Open StefanKarpinski opened 12 years ago
Is this particularly different from pmap(f, {i|i=1:10} )
?
I.e., would it make sense to implement this kind of comprehension as just some syntactic sugar on pmap, or are you envisioning more to it than that?
The syntactic sugar part could be @parallel [ f(i) | i = 1:n ]
.
But, we want to handle multiple dimensions, and it would be nice for it to return a distributed array. It would also be nice for each processor to compute points evenly spaced over the whole range, since this usually gives better load balancing. Then you might want to be able to move those results into a simpler distribution.
Now implemented on the jb/multi branch!
Sweet. Is this an indication that the new Darray model is more productive?
Yes, a bit, but the only real difference in the interface is that the core operation is constructing a piece of an array from its indexes. The old DArray constructor could have been changed to work that way, but many other changes are needed too (distributing in all dimensions, and doing most operations lazily).
I'm also not sure what to do about array references inside parallel comprehensions. What you want is for A[i,j]

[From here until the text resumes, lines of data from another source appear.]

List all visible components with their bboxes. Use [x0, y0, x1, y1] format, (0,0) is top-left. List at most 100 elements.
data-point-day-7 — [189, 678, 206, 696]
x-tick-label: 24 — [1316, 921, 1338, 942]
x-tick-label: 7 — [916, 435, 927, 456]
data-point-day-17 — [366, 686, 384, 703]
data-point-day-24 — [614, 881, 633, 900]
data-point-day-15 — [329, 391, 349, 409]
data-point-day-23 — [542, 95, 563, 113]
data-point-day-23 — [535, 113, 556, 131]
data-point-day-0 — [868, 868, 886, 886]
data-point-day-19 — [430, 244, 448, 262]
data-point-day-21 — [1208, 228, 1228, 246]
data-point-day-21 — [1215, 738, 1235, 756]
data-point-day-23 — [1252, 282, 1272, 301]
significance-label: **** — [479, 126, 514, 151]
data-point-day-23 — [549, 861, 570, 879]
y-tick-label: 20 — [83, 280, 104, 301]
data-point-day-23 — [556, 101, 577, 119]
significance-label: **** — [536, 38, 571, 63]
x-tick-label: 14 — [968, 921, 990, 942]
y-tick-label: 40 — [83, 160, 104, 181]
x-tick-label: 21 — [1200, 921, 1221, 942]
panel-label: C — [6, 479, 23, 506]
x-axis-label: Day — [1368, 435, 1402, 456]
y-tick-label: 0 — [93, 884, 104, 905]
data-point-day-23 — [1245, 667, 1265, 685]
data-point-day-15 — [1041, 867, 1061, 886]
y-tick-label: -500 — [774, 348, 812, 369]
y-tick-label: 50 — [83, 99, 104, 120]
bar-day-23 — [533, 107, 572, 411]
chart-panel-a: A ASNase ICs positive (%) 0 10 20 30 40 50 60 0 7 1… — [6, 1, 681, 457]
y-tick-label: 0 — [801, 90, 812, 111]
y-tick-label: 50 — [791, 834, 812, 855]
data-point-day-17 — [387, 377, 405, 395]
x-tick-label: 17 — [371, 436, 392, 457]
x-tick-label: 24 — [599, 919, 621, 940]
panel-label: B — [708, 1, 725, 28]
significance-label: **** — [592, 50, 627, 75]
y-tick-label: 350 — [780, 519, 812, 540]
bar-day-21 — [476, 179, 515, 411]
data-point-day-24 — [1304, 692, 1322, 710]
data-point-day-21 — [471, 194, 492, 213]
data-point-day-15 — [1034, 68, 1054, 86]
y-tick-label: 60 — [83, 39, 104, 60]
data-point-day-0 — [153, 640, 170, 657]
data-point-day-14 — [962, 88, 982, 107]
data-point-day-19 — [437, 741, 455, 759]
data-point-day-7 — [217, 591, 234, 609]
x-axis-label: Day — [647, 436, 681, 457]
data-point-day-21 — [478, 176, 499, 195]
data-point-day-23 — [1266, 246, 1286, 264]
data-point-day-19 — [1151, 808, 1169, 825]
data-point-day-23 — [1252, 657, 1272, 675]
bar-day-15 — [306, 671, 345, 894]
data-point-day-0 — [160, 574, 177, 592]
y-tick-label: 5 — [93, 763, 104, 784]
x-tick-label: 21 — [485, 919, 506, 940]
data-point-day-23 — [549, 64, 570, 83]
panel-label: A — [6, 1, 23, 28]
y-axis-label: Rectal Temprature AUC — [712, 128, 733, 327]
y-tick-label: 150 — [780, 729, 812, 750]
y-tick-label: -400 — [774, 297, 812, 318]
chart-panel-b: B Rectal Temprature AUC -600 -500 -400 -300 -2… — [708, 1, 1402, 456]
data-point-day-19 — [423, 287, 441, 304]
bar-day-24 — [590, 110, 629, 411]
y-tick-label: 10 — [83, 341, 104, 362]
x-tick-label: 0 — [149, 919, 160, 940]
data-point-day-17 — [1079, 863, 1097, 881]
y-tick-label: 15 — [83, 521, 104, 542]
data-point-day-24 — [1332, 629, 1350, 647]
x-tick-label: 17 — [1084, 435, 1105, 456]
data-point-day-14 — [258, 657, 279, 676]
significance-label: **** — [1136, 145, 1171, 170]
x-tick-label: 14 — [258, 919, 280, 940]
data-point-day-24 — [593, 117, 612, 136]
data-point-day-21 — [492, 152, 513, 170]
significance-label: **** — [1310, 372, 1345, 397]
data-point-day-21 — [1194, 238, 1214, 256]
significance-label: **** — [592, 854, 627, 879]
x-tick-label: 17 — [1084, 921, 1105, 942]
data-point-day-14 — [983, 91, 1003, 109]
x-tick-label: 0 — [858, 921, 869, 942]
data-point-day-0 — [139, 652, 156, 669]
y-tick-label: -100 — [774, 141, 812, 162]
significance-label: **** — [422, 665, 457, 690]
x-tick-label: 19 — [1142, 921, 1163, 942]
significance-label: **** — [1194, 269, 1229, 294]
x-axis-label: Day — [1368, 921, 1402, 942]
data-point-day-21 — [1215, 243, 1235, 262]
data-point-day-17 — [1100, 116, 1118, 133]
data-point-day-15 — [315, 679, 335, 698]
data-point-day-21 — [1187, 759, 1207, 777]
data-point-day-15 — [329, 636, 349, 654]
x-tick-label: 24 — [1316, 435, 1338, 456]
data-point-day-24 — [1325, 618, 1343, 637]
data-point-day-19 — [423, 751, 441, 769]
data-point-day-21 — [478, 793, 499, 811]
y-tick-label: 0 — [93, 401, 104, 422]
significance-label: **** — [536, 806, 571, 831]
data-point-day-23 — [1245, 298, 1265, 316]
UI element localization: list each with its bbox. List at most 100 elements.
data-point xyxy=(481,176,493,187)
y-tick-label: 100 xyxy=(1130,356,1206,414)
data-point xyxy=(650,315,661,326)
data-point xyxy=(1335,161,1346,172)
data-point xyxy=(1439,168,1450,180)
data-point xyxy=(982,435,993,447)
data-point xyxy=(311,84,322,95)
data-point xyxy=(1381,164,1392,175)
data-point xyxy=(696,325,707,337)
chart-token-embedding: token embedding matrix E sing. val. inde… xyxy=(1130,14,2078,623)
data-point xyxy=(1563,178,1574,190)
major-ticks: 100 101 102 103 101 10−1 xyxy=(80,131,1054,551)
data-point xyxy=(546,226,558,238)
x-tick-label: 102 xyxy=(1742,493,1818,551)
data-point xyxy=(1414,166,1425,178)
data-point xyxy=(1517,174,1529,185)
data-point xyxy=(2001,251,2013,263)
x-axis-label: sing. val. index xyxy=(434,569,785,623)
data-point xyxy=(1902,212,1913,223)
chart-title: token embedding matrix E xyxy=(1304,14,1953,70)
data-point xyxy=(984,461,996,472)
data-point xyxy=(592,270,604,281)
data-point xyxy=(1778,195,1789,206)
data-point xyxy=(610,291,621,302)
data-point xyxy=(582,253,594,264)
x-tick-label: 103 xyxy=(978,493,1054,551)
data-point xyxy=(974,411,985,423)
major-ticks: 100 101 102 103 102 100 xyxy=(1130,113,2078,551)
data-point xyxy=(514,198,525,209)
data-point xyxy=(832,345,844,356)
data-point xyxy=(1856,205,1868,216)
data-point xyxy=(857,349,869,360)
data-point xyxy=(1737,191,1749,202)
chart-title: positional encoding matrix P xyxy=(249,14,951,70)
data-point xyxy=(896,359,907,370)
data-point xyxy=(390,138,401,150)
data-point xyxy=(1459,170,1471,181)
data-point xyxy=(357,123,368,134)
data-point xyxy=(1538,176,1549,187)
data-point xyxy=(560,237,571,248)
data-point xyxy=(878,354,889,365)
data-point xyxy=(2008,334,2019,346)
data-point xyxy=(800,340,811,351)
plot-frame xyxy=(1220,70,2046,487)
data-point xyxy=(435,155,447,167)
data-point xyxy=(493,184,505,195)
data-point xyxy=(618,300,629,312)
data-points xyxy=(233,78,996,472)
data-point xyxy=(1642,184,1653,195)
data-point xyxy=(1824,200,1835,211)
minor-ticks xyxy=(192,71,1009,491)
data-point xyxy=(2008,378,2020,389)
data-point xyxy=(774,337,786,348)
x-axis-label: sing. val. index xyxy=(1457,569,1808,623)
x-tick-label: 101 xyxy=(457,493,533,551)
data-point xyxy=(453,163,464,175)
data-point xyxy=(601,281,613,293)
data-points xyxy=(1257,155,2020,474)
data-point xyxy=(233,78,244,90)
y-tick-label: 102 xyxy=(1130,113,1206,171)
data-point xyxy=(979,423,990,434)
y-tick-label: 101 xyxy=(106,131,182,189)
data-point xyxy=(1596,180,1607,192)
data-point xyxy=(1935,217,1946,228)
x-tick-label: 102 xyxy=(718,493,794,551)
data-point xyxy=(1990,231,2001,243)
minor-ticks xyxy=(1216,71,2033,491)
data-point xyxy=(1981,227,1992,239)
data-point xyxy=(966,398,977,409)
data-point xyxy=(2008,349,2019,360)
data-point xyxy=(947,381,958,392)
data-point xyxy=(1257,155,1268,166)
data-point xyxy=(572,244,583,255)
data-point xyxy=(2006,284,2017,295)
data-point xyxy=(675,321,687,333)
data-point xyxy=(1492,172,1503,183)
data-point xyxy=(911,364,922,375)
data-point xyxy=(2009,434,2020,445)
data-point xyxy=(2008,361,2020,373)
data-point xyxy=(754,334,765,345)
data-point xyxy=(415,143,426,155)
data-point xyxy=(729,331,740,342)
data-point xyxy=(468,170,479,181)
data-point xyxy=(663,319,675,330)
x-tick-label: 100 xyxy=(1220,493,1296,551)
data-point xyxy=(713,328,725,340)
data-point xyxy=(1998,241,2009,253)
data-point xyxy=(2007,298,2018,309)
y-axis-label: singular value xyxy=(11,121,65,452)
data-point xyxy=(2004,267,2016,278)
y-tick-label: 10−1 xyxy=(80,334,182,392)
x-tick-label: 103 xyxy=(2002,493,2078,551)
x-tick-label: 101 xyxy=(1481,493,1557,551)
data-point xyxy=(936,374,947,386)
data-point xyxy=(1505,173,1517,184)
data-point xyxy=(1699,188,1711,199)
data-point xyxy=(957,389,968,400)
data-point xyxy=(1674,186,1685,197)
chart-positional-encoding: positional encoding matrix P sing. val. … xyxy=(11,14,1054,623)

to be transformed to A_chunk[i-ioffs,j-joffs]
where A_chunk
is the part of A
that each processor needs.
The basic thing is now on master, but it does not handle array references yet. Doing that rewrite may be too magical, but we should probably do it.
@JeffBezanson , seems like you had already implemented this - which I have moved under @darray in https://github.com/JuliaLang/julia/pull/5512 .
What do you mean by "does not handle array references yet" ?
This would be spelled @threads [ f(i) for i in 1:n ]
these days. Not sure if we need to keep an issue open for it, but I don't want to deprive someone of the fun of closing a three-digit issue when they implement it 😁
FYI,
using Transducers
tcollect(2x for x in 1:10)
already does it in parallel. Filtering and flattening are also supported.